Le nouvel an Amazigh
Le traditionnel dîner
est généralement constitué d’un couscous garni de
viandes et de poulet (Amensi Yennayer).
Les enfants font la cueillette des fleurs du bonheur et de l’espoir. Dans
les villages, la soirée se poursuit par les évocations autour
d’un feu (canoun).
Yennayer de nos jours, a une dimension
internationale, car il est célébré un peut prés partout
en France, en Italie, Belgique, en Espagne (Iles Canaries)…

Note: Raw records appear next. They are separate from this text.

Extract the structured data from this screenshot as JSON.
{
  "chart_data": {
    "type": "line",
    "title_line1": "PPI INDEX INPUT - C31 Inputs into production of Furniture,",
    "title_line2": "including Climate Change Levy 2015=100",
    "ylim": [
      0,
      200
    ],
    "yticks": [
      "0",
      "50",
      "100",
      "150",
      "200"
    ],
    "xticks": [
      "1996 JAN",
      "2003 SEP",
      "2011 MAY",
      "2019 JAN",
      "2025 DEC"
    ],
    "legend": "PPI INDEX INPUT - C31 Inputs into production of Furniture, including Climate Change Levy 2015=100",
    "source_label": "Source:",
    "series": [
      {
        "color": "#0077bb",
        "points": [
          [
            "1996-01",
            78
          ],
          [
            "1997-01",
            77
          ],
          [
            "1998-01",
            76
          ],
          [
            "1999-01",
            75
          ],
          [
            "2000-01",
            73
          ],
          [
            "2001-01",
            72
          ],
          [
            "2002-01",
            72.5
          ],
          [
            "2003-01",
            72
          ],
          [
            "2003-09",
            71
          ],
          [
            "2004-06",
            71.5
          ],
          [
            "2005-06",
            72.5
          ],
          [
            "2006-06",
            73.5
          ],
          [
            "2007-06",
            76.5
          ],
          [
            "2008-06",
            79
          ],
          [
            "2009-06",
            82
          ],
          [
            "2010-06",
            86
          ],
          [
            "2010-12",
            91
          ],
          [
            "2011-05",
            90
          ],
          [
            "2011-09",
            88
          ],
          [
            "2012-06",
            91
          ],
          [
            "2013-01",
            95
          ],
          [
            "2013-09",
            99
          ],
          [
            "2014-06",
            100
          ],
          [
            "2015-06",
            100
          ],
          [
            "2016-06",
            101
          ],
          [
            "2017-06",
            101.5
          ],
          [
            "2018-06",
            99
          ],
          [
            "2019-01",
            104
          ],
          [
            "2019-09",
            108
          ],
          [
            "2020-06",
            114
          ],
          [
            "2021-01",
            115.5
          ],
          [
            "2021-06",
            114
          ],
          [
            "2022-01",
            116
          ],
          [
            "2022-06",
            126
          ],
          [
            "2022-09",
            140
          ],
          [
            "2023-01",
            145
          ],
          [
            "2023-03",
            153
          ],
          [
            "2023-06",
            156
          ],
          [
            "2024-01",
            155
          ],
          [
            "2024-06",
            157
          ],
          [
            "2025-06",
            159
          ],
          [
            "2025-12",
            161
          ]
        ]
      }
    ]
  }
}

Yennayer et un symbole de paix, de
générosité, d’espoir, de solidarité et
d’amitié entre les peuples.
Le nouvel an
berbère est porteur de paix et d’espoir (assiem).
L’origine de
Yennayer diffère selon les chercheurs et les
historiens. Pour certains Yennayer et le calendrier
berbère coïncident avec l’arrivée des
phéniciens en terre numide (Afrique du nord) en 864 avant JC.
Pour
d’autres Yennayer et
célébré depuis 2958 ans en hommage à la victoire
des guerriers du roi (aguellid) berbère CACNAK
qui infligea une cuisante défaite à l’armée du
pharaon Ramsès III à Khamis prés
de Tlemcen (Algérie).
En l’an 951
avant J.C., à la mort du pharaon Psoussenes
II, le roi CACNAK accède au statut de pharaon d’Egypte en
soumettant tout le Delta du Nil à son autorité et fonda sa
capitale Bubatis.
Yennayer depuis 2958 ans avec 959 ans
d’intervalle avec l'ère chrétienne 2008. Et nous sommes
appelés aujourd’hui à unir nos efforts affins de
préserver nos racines, notre histoire et notre identité.